Por un instante las miradas se cruzaron silenciosas, nadie se atrevió siquiera a romper el silencio que había impuesto ese pensamiento expresado en voz alta aunque la idea excediera de forma muy macabra todo raciocinio. Cuando el fantasma del miedo se alejó, retomamos la conversación.
—Dígame, Excelencia, ¿por qué el doctor os diría eso a vos y no directamente a alguno de nosotros? —dijo Martínez, aunque su pregunta se dirigía un poco a todos—. ¿No les parece ilógico?
—Él no confiaba en los oficiales por una sencilla razón... —dije mirando a Calvente y esperando que continuara con la explicación que, como bien sabía, no correspondía a ninguno más de los presentes.
Y así fue. El almirante no tardó en alzar su mano pidiendo la palabra para relatar, a su manera, una historia que rayaba en el deshonor y decía muy poco de su moral.

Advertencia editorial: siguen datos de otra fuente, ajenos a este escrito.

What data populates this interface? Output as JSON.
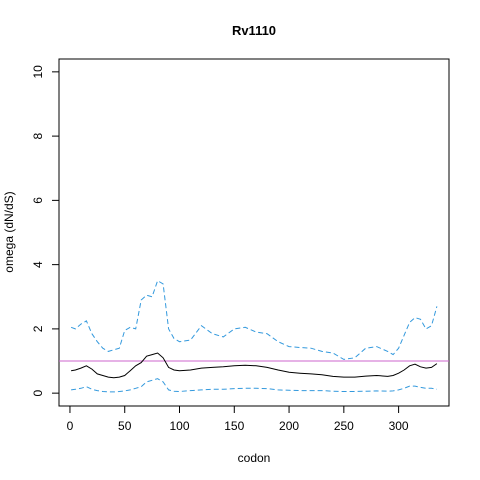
{
  "chart_data": {
    "type": "line",
    "title": "Rv1110",
    "xlabel": "codon",
    "ylabel": "omega (dN/dS)",
    "xlim": [
      -10,
      346
    ],
    "ylim": [
      -0.4,
      10.4
    ],
    "xticks": [
      0,
      50,
      100,
      150,
      200,
      250,
      300
    ],
    "yticks": [
      0,
      2,
      4,
      6,
      8,
      10
    ],
    "reference_line": {
      "y": 1,
      "color": "#cc66cc"
    },
    "series": [
      {
        "role": "estimate",
        "color": "#000000",
        "dash": "solid",
        "x": [
          1,
          5,
          10,
          15,
          20,
          25,
          30,
          35,
          40,
          45,
          50,
          55,
          60,
          65,
          70,
          75,
          80,
          85,
          90,
          95,
          100,
          110,
          120,
          130,
          140,
          150,
          160,
          170,
          180,
          190,
          200,
          210,
          220,
          230,
          240,
          250,
          260,
          270,
          280,
          290,
          295,
          300,
          305,
          310,
          315,
          320,
          325,
          330,
          335
        ],
        "y": [
          0.7,
          0.72,
          0.78,
          0.85,
          0.75,
          0.6,
          0.55,
          0.5,
          0.48,
          0.5,
          0.55,
          0.7,
          0.85,
          0.95,
          1.15,
          1.2,
          1.25,
          1.1,
          0.8,
          0.72,
          0.7,
          0.72,
          0.78,
          0.8,
          0.82,
          0.85,
          0.87,
          0.85,
          0.8,
          0.72,
          0.65,
          0.62,
          0.6,
          0.57,
          0.52,
          0.5,
          0.5,
          0.53,
          0.55,
          0.52,
          0.55,
          0.62,
          0.72,
          0.85,
          0.9,
          0.82,
          0.78,
          0.8,
          0.92
        ]
      },
      {
        "role": "upper bound",
        "color": "#3399dd",
        "dash": "dashed",
        "x": [
          1,
          5,
          10,
          15,
          20,
          25,
          30,
          35,
          40,
          45,
          50,
          55,
          60,
          65,
          70,
          75,
          80,
          85,
          90,
          95,
          100,
          110,
          120,
          130,
          140,
          150,
          160,
          170,
          180,
          190,
          200,
          210,
          220,
          230,
          240,
          250,
          260,
          270,
          280,
          290,
          295,
          300,
          305,
          310,
          315,
          320,
          325,
          330,
          335
        ],
        "y": [
          2.05,
          2.0,
          2.15,
          2.25,
          1.85,
          1.6,
          1.4,
          1.3,
          1.35,
          1.4,
          1.95,
          2.05,
          2.0,
          2.9,
          3.05,
          3.0,
          3.5,
          3.4,
          2.0,
          1.7,
          1.6,
          1.65,
          2.1,
          1.85,
          1.75,
          2.0,
          2.05,
          1.9,
          1.85,
          1.6,
          1.45,
          1.42,
          1.4,
          1.3,
          1.25,
          1.05,
          1.1,
          1.4,
          1.45,
          1.3,
          1.2,
          1.4,
          1.8,
          2.2,
          2.35,
          2.3,
          2.0,
          2.1,
          2.7
        ]
      },
      {
        "role": "lower bound",
        "color": "#3399dd",
        "dash": "dashed",
        "x": [
          1,
          5,
          10,
          15,
          20,
          25,
          30,
          35,
          40,
          45,
          50,
          55,
          60,
          65,
          70,
          75,
          80,
          85,
          90,
          95,
          100,
          110,
          120,
          130,
          140,
          150,
          160,
          170,
          180,
          190,
          200,
          210,
          220,
          230,
          240,
          250,
          260,
          270,
          280,
          290,
          295,
          300,
          305,
          310,
          315,
          320,
          325,
          330,
          335
        ],
        "y": [
          0.1,
          0.12,
          0.15,
          0.2,
          0.12,
          0.08,
          0.05,
          0.04,
          0.04,
          0.05,
          0.07,
          0.1,
          0.15,
          0.2,
          0.35,
          0.4,
          0.45,
          0.35,
          0.1,
          0.06,
          0.05,
          0.08,
          0.1,
          0.12,
          0.12,
          0.14,
          0.15,
          0.15,
          0.14,
          0.1,
          0.09,
          0.08,
          0.08,
          0.08,
          0.06,
          0.05,
          0.05,
          0.06,
          0.07,
          0.06,
          0.07,
          0.1,
          0.15,
          0.22,
          0.22,
          0.18,
          0.15,
          0.15,
          0.12
        ]
      }
    ],
    "grid": false,
    "legend": "none"
  }
}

—Tanto el difunto doctor como su Excelencia se refieren a una persona que abordó nuestro barco en el puerto de Tenerife, un último pasajero civil, al que aseguré personalmente transporte hasta Cartagena de Indias previo pago de un aporte en favor de la Armada —afirmó con habilidad considerando la Armada su propio bolsillo—. Es un infortunio que os hayáis enterado, Excelencia, por boca del médico, pero ahora no queda más que clarificar la situación para tranquilidad de todos. La persona que viaja en el pantoque es un comerciante griego que no tiene otra intención que la de llegar al Nuevo Mundo sano y salvo, y sin crear problemas, pues es al último al que convienen. Es lógico que el doctor desconfiara de él al verlo en aquel sitio, sobre todo después del asesinato del cocinero. Sus sospechas, creo yo, son más producto del pánico que de la razón. También es lógico que el doctor, a sabiendas de que el pasajero era, por llamarlo de alguna manera, clandestino, no haya confiado en los oficiales para advertir de su presencia. ¿Voy muy descaminado, Excelencia?

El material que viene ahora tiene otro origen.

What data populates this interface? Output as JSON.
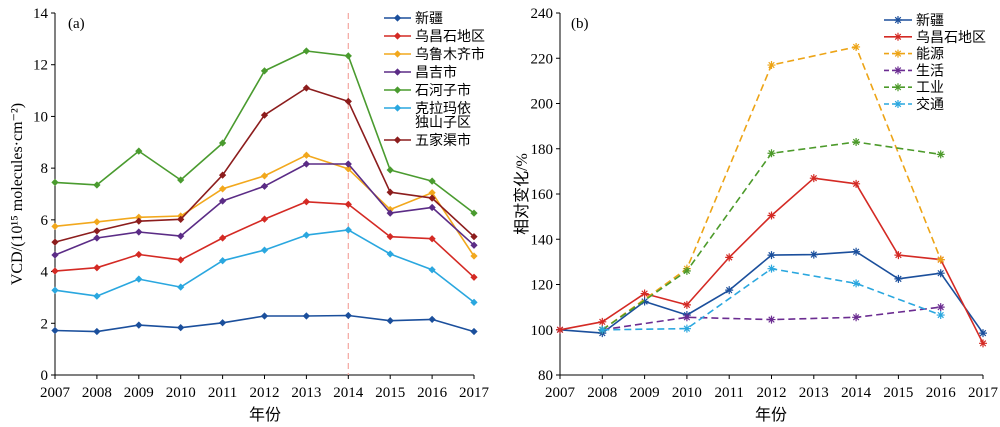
{
  "chart_data": [
    {
      "type": "line",
      "panel_label": "(a)",
      "x": [
        2007,
        2008,
        2009,
        2010,
        2011,
        2012,
        2013,
        2014,
        2015,
        2016,
        2017
      ],
      "xlim": [
        2007,
        2017
      ],
      "xlabel": "年份",
      "ylabel": "VCD/(10¹⁵ molecules·cm⁻²)",
      "ylim": [
        0,
        14
      ],
      "yticks": [
        0,
        2,
        4,
        6,
        8,
        10,
        12,
        14
      ],
      "grid": false,
      "legend_position": "top-right",
      "marker": "diamond",
      "reference_line": {
        "x": 2014,
        "style": "dashed",
        "color": "#f4a59e"
      },
      "series": [
        {
          "name": "新疆",
          "color": "#1b4f9c",
          "style": "solid",
          "values": [
            1.72,
            1.68,
            1.93,
            1.83,
            2.02,
            2.28,
            2.28,
            2.3,
            2.1,
            2.15,
            1.68
          ]
        },
        {
          "name": "乌昌石地区",
          "color": "#d42a24",
          "style": "solid",
          "values": [
            4.02,
            4.15,
            4.66,
            4.45,
            5.3,
            6.03,
            6.7,
            6.6,
            5.35,
            5.27,
            3.78
          ]
        },
        {
          "name": "乌鲁木齐市",
          "color": "#f2a81d",
          "style": "solid",
          "values": [
            5.75,
            5.92,
            6.1,
            6.15,
            7.2,
            7.7,
            8.5,
            7.97,
            6.4,
            7.05,
            4.6
          ]
        },
        {
          "name": "昌吉市",
          "color": "#5b2c86",
          "style": "solid",
          "values": [
            4.64,
            5.3,
            5.53,
            5.37,
            6.73,
            7.3,
            8.16,
            8.16,
            6.26,
            6.48,
            5.02
          ]
        },
        {
          "name": "石河子市",
          "color": "#4a9b2f",
          "style": "solid",
          "values": [
            7.45,
            7.35,
            8.66,
            7.54,
            8.97,
            11.76,
            12.53,
            12.34,
            7.93,
            7.5,
            6.26
          ]
        },
        {
          "name": "克拉玛依独山子区",
          "color": "#2aa7df",
          "style": "solid",
          "values": [
            3.28,
            3.05,
            3.71,
            3.4,
            4.42,
            4.83,
            5.41,
            5.61,
            4.68,
            4.07,
            2.81
          ]
        },
        {
          "name": "五家渠市",
          "color": "#8c1d1d",
          "style": "solid",
          "values": [
            5.14,
            5.57,
            5.95,
            6.02,
            7.73,
            10.05,
            11.1,
            10.58,
            7.07,
            6.84,
            5.35
          ]
        }
      ]
    },
    {
      "type": "line",
      "panel_label": "(b)",
      "x": [
        2007,
        2008,
        2009,
        2010,
        2011,
        2012,
        2013,
        2014,
        2015,
        2016,
        2017
      ],
      "xlim": [
        2007,
        2017
      ],
      "xlabel": "年份",
      "ylabel": "相对变化/%",
      "ylim": [
        80,
        240
      ],
      "yticks": [
        80,
        100,
        120,
        140,
        160,
        180,
        200,
        220,
        240
      ],
      "grid": false,
      "legend_position": "top-right",
      "marker": "asterisk",
      "series": [
        {
          "name": "新疆",
          "color": "#1b4f9c",
          "style": "solid",
          "values": [
            100,
            98.5,
            112.5,
            106.5,
            117.5,
            133,
            133.2,
            134.5,
            122.5,
            125,
            98.5
          ]
        },
        {
          "name": "乌昌石地区",
          "color": "#d42a24",
          "style": "solid",
          "values": [
            100,
            103.5,
            116,
            111,
            132,
            150.5,
            167,
            164.5,
            133,
            131,
            94
          ]
        },
        {
          "name": "能源",
          "color": "#eda416",
          "style": "dashed",
          "x": [
            2008,
            2010,
            2012,
            2014,
            2016
          ],
          "values": [
            100,
            127,
            217,
            225,
            131
          ]
        },
        {
          "name": "生活",
          "color": "#6b2c91",
          "style": "dashed",
          "x": [
            2008,
            2010,
            2012,
            2014,
            2016
          ],
          "values": [
            100,
            105.5,
            104.5,
            105.5,
            110
          ]
        },
        {
          "name": "工业",
          "color": "#4c9a2a",
          "style": "dashed",
          "x": [
            2008,
            2010,
            2012,
            2014,
            2016
          ],
          "values": [
            100,
            126,
            178,
            183,
            177.5
          ]
        },
        {
          "name": "交通",
          "color": "#2aa7df",
          "style": "dashed",
          "x": [
            2008,
            2010,
            2012,
            2014,
            2016
          ],
          "values": [
            100,
            100.5,
            127,
            120.5,
            106.5
          ]
        }
      ]
    }
  ]
}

—En absoluto, almirante. Así fue.
El capellán intervino rápidamente:
—Si sostenéis la inocencia del polizón, entonces, ¿quién es el que trae la muerte a este navío, almirante? Alguien tiene que ser responsable de los crímenes y no es un asesino común. Marca a sus víctimas con un ensañamiento claramente demoníaco. Creo que el médico sabía lo que decía... Y eso le costó la vida.
—Tenéis razón —afirmó Évola gesticulando con cara deforme—. El asesino está en el barco aunque no creo que demos con él. Nadie podrá contra ese ser, al que delata la bestial carnicería. Nadie lo hallará y nos acompañará hasta que cumpla su propósito.

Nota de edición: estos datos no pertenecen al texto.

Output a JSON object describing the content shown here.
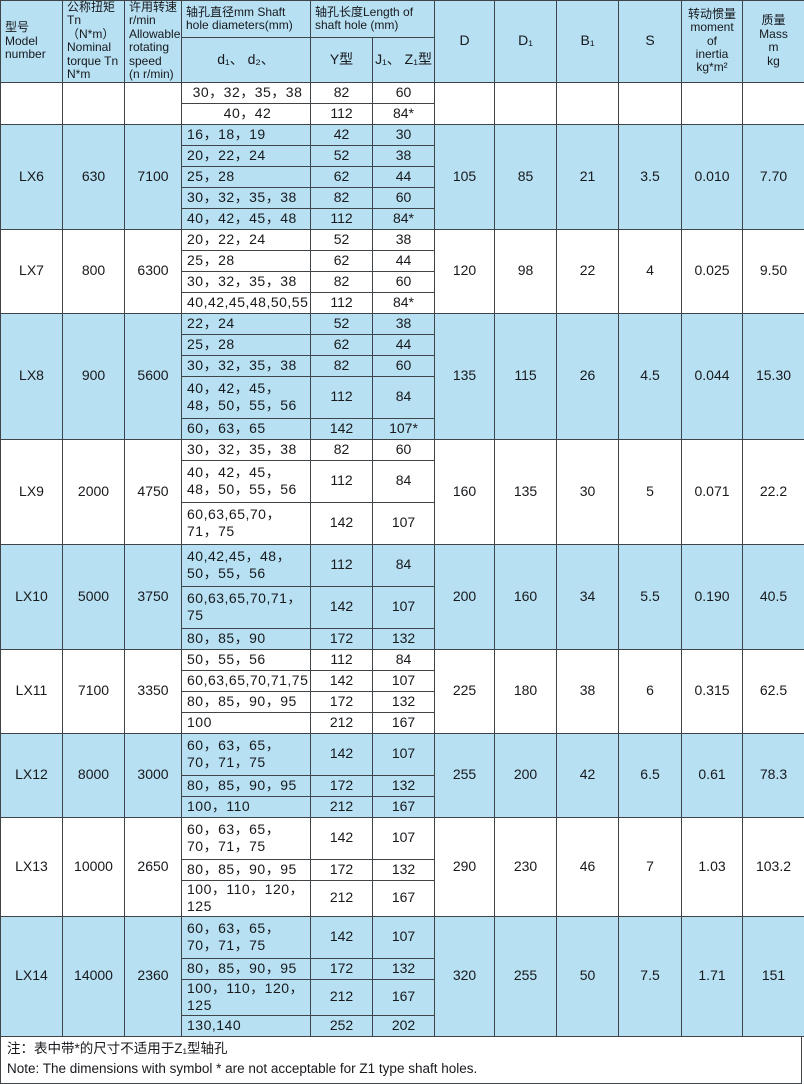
{
  "colors": {
    "header_bg": "#b7e0f3",
    "row_alt_bg": "#b7e0f3",
    "row_bg": "#ffffff",
    "grid_line": "#3f4448"
  },
  "table": {
    "header": {
      "model": "型号\nModel\nnumber",
      "torque": "公称扭矩\nTn（N*m）\nNominal\ntorque Tn\nN*m",
      "speed": "许用转速\nr/min\nAllowable\nrotating\nspeed\n(n r/min)",
      "shaft_dia": "轴孔直径mm Shaft\nhole diameters(mm)",
      "shaft_len": "轴孔长度Length of\nshaft hole (mm)",
      "d1d2": "d₁、 d₂、",
      "y_type": "Y型",
      "jz_type": "J₁、 Z₁型",
      "D": "D",
      "D1": "D₁",
      "B1": "B₁",
      "S": "S",
      "inertia": "转动惯量\nmoment\nof\ninertia\nkg*m²",
      "mass": "质量\nMass\nm\nkg"
    },
    "groups": [
      {
        "model": "",
        "torque": "",
        "speed": "",
        "D": "",
        "D1": "",
        "B1": "",
        "S": "",
        "inertia": "",
        "mass": "",
        "rows": [
          {
            "d": "30，32，35，38",
            "y": "82",
            "jz": "60",
            "h": 21
          },
          {
            "d": "40，42",
            "y": "112",
            "jz": "84*",
            "h": 21
          }
        ]
      },
      {
        "model": "LX6",
        "torque": "630",
        "speed": "7100",
        "D": "105",
        "D1": "85",
        "B1": "21",
        "S": "3.5",
        "inertia": "0.010",
        "mass": "7.70",
        "rows": [
          {
            "d": "16，18，19",
            "y": "42",
            "jz": "30",
            "h": 21
          },
          {
            "d": "20，22，24",
            "y": "52",
            "jz": "38",
            "h": 21
          },
          {
            "d": "25，28",
            "y": "62",
            "jz": "44",
            "h": 21
          },
          {
            "d": "30，32，35，38",
            "y": "82",
            "jz": "60",
            "h": 21
          },
          {
            "d": "40，42，45，48",
            "y": "112",
            "jz": "84*",
            "h": 21
          }
        ]
      },
      {
        "model": "LX7",
        "torque": "800",
        "speed": "6300",
        "D": "120",
        "D1": "98",
        "B1": "22",
        "S": "4",
        "inertia": "0.025",
        "mass": "9.50",
        "rows": [
          {
            "d": "20，22，24",
            "y": "52",
            "jz": "38",
            "h": 21
          },
          {
            "d": "25，28",
            "y": "62",
            "jz": "44",
            "h": 21
          },
          {
            "d": "30，32，35，38",
            "y": "82",
            "jz": "60",
            "h": 21
          },
          {
            "d": "40,42,45,48,50,55",
            "y": "112",
            "jz": "84*",
            "h": 21
          }
        ]
      },
      {
        "model": "LX8",
        "torque": "900",
        "speed": "5600",
        "D": "135",
        "D1": "115",
        "B1": "26",
        "S": "4.5",
        "inertia": "0.044",
        "mass": "15.30",
        "rows": [
          {
            "d": "22，24",
            "y": "52",
            "jz": "38",
            "h": 21
          },
          {
            "d": "25，28",
            "y": "62",
            "jz": "44",
            "h": 21
          },
          {
            "d": "30，32，35，38",
            "y": "82",
            "jz": "60",
            "h": 21
          },
          {
            "d": "40，42，45，48，50，55，56",
            "y": "112",
            "jz": "84",
            "h": 42
          },
          {
            "d": "60，63，65",
            "y": "142",
            "jz": "107*",
            "h": 21
          }
        ]
      },
      {
        "model": "LX9",
        "torque": "2000",
        "speed": "4750",
        "D": "160",
        "D1": "135",
        "B1": "30",
        "S": "5",
        "inertia": "0.071",
        "mass": "22.2",
        "rows": [
          {
            "d": "30，32，35，38",
            "y": "82",
            "jz": "60",
            "h": 21
          },
          {
            "d": "40，42，45，48，50，55，56",
            "y": "112",
            "jz": "84",
            "h": 42
          },
          {
            "d": "60,63,65,70，71，75",
            "y": "142",
            "jz": "107",
            "h": 42
          }
        ]
      },
      {
        "model": "LX10",
        "torque": "5000",
        "speed": "3750",
        "D": "200",
        "D1": "160",
        "B1": "34",
        "S": "5.5",
        "inertia": "0.190",
        "mass": "40.5",
        "rows": [
          {
            "d": "40,42,45，48，50，55，56",
            "y": "112",
            "jz": "84",
            "h": 42
          },
          {
            "d": "60,63,65,70,71，75",
            "y": "142",
            "jz": "107",
            "h": 42
          },
          {
            "d": "80，85，90",
            "y": "172",
            "jz": "132",
            "h": 21
          }
        ]
      },
      {
        "model": "LX11",
        "torque": "7100",
        "speed": "3350",
        "D": "225",
        "D1": "180",
        "B1": "38",
        "S": "6",
        "inertia": "0.315",
        "mass": "62.5",
        "rows": [
          {
            "d": "50，55，56",
            "y": "112",
            "jz": "84",
            "h": 21
          },
          {
            "d": "60,63,65,70,71,75",
            "y": "142",
            "jz": "107",
            "h": 21
          },
          {
            "d": "80，85，90，95",
            "y": "172",
            "jz": "132",
            "h": 21
          },
          {
            "d": "100",
            "y": "212",
            "jz": "167",
            "h": 21
          }
        ]
      },
      {
        "model": "LX12",
        "torque": "8000",
        "speed": "3000",
        "D": "255",
        "D1": "200",
        "B1": "42",
        "S": "6.5",
        "inertia": "0.61",
        "mass": "78.3",
        "rows": [
          {
            "d": "60，63，65，70，71，75",
            "y": "142",
            "jz": "107",
            "h": 42
          },
          {
            "d": "80，85，90，95",
            "y": "172",
            "jz": "132",
            "h": 21
          },
          {
            "d": "100，110",
            "y": "212",
            "jz": "167",
            "h": 21
          }
        ]
      },
      {
        "model": "LX13",
        "torque": "10000",
        "speed": "2650",
        "D": "290",
        "D1": "230",
        "B1": "46",
        "S": "7",
        "inertia": "1.03",
        "mass": "103.2",
        "rows": [
          {
            "d": "60，63，65，70，71，75",
            "y": "142",
            "jz": "107",
            "h": 42
          },
          {
            "d": "80，85，90，95",
            "y": "172",
            "jz": "132",
            "h": 21
          },
          {
            "d": "100，110，120，125",
            "y": "212",
            "jz": "167",
            "h": 21
          }
        ]
      },
      {
        "model": "LX14",
        "torque": "14000",
        "speed": "2360",
        "D": "320",
        "D1": "255",
        "B1": "50",
        "S": "7.5",
        "inertia": "1.71",
        "mass": "151",
        "rows": [
          {
            "d": "60，63，65，70，71，75",
            "y": "142",
            "jz": "107",
            "h": 42
          },
          {
            "d": "80，85，90，95",
            "y": "172",
            "jz": "132",
            "h": 21
          },
          {
            "d": "100，110，120，125",
            "y": "212",
            "jz": "167",
            "h": 21
          },
          {
            "d": "130,140",
            "y": "252",
            "jz": "202",
            "h": 21
          }
        ]
      }
    ]
  },
  "note": {
    "line1_cn": "注：表中带*的尺寸不适用于Z₁型轴孔",
    "line2_en": "Note: The dimensions with symbol * are not acceptable for Z1 type shaft holes."
  }
}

—¿A quién os referís? —le preguntó Martínez no muy seguro de querer escuchar la respuesta.
—Al Maligno.
El almirante Calvente sabía muy bien lo que significa la muerte en un barco, sabía que cualquier hombre de mar, además de ser aventurero, es también extremadamente supersticioso. Él sabía que dilatar el asunto empeoraría el espíritu de su tripulación, afectaría a su eficiencia y hasta a la disciplina.